The object's illuminated crescent was initially blurred in individual frames because a long exposure was required during the rapid scan to boost the camera's signal level, but scientists have since been able to remove the blur and sharpen the thin crescent.
The new images were taken at approximately 12:42 a.m. EST (05:42 GMT) Jan. 1, 2019, approximately 10 minutes after closest approach from a position 5,494 miles (8,862 kilometers) past Ultima Thule and an incredible 4.1 billion miles (6.6 billion kilometers) from Earth. By watching which ones "blinked out" as Ultima passed in front of them, the scientists were able to outline the object's unusual shape. The dashed blue lines represent uncertainty, indicating that Ultima Thule could be either flatter than, or not as flat as, depicted in this figure. The researchers have found that the object does indeed have two lobes as thought, but neither lobe is spherical. Background stars, many of which are visible in the individual images, were a defining factor in bringing this image of Ultima Thule out of the dark.

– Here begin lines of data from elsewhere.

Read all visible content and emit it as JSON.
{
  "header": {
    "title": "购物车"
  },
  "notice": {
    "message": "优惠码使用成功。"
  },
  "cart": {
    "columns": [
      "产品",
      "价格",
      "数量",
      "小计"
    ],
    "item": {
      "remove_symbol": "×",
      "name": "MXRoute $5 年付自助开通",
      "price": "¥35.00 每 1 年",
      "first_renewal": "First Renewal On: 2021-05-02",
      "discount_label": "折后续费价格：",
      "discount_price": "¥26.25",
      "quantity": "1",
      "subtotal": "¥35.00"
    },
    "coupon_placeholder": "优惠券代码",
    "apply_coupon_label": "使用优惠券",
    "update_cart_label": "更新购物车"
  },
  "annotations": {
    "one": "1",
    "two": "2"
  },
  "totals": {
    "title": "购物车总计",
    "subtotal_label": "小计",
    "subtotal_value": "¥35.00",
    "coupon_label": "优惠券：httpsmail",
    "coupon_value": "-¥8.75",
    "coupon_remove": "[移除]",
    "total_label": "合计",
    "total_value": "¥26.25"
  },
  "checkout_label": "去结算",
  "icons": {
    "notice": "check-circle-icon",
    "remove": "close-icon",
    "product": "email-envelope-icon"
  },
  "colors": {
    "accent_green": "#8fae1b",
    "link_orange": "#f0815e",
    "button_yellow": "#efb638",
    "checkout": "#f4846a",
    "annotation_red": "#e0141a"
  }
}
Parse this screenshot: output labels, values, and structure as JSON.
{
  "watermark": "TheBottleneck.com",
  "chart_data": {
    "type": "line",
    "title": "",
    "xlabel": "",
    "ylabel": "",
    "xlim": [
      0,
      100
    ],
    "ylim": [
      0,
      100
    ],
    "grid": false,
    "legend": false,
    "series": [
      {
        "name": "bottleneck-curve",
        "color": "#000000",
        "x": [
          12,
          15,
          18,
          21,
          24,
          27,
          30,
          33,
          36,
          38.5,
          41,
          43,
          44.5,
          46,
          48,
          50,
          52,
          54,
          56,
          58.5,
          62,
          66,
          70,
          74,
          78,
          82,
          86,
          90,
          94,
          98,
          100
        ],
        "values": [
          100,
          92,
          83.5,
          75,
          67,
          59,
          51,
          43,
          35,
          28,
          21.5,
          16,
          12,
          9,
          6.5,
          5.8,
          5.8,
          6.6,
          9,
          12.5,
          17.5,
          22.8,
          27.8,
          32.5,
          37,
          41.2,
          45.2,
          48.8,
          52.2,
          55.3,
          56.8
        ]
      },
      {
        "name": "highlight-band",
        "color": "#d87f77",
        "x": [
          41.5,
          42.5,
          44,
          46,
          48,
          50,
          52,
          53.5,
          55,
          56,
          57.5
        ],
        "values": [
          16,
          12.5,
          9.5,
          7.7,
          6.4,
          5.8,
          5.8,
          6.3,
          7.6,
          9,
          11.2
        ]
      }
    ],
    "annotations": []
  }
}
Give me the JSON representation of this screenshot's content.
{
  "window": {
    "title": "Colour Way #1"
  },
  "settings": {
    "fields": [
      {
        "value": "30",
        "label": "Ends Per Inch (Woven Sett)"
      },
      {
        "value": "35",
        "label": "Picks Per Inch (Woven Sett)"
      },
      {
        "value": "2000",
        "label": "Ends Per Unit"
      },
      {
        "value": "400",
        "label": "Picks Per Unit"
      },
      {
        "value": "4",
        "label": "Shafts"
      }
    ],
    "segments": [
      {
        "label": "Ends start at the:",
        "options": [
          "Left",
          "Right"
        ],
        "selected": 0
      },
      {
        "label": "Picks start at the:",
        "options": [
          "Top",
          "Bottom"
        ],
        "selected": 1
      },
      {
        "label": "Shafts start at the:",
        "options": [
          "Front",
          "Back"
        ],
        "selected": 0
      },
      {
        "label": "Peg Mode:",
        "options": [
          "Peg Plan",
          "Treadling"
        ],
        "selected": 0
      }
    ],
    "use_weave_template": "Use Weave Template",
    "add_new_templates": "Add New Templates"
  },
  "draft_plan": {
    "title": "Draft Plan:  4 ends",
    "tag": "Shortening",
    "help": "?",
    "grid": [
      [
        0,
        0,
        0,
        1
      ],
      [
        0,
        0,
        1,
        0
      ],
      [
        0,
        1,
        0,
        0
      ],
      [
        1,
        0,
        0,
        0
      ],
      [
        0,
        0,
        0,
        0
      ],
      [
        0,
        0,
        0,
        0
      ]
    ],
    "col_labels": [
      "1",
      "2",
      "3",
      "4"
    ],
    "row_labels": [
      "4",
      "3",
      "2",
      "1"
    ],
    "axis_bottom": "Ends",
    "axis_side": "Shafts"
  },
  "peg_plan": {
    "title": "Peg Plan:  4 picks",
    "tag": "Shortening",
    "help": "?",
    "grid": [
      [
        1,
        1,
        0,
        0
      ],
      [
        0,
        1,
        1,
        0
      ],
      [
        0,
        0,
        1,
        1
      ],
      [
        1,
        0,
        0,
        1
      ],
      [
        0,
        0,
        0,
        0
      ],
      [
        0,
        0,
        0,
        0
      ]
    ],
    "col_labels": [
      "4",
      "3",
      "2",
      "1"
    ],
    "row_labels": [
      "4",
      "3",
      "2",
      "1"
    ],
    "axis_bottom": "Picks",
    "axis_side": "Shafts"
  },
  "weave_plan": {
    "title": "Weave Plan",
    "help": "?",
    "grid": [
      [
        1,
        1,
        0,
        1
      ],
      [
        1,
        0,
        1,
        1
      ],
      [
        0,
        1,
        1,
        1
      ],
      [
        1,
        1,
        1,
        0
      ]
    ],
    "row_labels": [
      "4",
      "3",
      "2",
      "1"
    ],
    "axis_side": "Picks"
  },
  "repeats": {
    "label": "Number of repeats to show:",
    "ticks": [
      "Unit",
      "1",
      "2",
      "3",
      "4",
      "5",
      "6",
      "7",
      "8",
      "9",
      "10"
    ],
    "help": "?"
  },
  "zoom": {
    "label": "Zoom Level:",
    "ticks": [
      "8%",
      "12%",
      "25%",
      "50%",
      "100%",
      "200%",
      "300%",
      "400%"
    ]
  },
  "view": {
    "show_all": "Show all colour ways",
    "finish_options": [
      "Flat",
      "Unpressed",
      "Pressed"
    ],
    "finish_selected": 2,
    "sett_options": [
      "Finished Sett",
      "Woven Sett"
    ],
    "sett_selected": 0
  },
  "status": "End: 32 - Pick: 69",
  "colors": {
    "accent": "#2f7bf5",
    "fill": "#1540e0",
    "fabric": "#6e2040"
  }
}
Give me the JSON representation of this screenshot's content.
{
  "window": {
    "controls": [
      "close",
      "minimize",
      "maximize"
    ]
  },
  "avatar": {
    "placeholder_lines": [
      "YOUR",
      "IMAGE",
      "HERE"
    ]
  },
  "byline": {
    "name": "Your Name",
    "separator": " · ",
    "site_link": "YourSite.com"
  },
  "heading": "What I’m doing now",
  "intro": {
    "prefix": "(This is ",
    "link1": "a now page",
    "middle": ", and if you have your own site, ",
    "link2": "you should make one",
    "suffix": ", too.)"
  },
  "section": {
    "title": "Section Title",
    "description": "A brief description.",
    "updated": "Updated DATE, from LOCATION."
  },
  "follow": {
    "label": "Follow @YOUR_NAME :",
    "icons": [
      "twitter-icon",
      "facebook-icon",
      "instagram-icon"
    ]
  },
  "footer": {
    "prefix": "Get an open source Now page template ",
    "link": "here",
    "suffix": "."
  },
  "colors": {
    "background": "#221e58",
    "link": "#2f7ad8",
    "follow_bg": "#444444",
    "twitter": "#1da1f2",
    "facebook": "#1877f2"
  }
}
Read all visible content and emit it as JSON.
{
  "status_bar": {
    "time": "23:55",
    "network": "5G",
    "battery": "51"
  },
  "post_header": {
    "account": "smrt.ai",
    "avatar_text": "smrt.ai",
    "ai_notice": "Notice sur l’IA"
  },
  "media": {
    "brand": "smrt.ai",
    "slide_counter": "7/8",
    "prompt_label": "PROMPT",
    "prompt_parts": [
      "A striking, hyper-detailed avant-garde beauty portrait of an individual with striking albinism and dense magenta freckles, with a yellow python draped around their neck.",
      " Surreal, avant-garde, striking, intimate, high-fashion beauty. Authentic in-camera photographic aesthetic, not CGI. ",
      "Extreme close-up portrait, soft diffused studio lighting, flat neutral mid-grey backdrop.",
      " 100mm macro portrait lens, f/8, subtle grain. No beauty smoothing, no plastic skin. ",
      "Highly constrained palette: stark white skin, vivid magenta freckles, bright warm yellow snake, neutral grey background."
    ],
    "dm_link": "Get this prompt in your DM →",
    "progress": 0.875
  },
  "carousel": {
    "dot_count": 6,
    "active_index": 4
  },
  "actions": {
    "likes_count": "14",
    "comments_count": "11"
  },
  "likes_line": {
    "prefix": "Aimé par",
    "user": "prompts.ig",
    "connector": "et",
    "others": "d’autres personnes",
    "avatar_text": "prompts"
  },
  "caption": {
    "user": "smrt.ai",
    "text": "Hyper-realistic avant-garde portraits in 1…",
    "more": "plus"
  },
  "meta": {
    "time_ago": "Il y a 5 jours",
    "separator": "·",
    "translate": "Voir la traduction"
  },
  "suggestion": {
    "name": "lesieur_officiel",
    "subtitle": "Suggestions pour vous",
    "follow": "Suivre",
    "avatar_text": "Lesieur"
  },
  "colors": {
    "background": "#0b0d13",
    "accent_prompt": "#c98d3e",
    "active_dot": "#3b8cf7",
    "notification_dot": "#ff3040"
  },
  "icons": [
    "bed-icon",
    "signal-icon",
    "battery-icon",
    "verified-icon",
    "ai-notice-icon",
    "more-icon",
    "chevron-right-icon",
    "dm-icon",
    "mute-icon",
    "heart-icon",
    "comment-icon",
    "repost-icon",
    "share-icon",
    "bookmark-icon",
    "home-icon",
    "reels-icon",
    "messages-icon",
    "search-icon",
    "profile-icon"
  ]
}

Pictures released late last week - taken shortly after closest approach on New Year's Day - provide an outline of the side not illuminated by the sun. As it's situated in the Kuiper Belt about 4.1 billion miles from Earth, there's much about MU69 that scientists are still learning. However, more analysis of approach images and new departure images have changed that view.
"The shape model we have derived from all of the existing Ultima Thule imagery is remarkably consistent with what we have learned from the new crescent images", said Simon Porter, Co-investigator for the New Horizons project at the Southwest Research Institute in charge of the effort to model the shape of the KBO. The two likely joined as early as 99 percent of the way back to the formation of the Solar System, colliding no faster than two cars in a fender bender.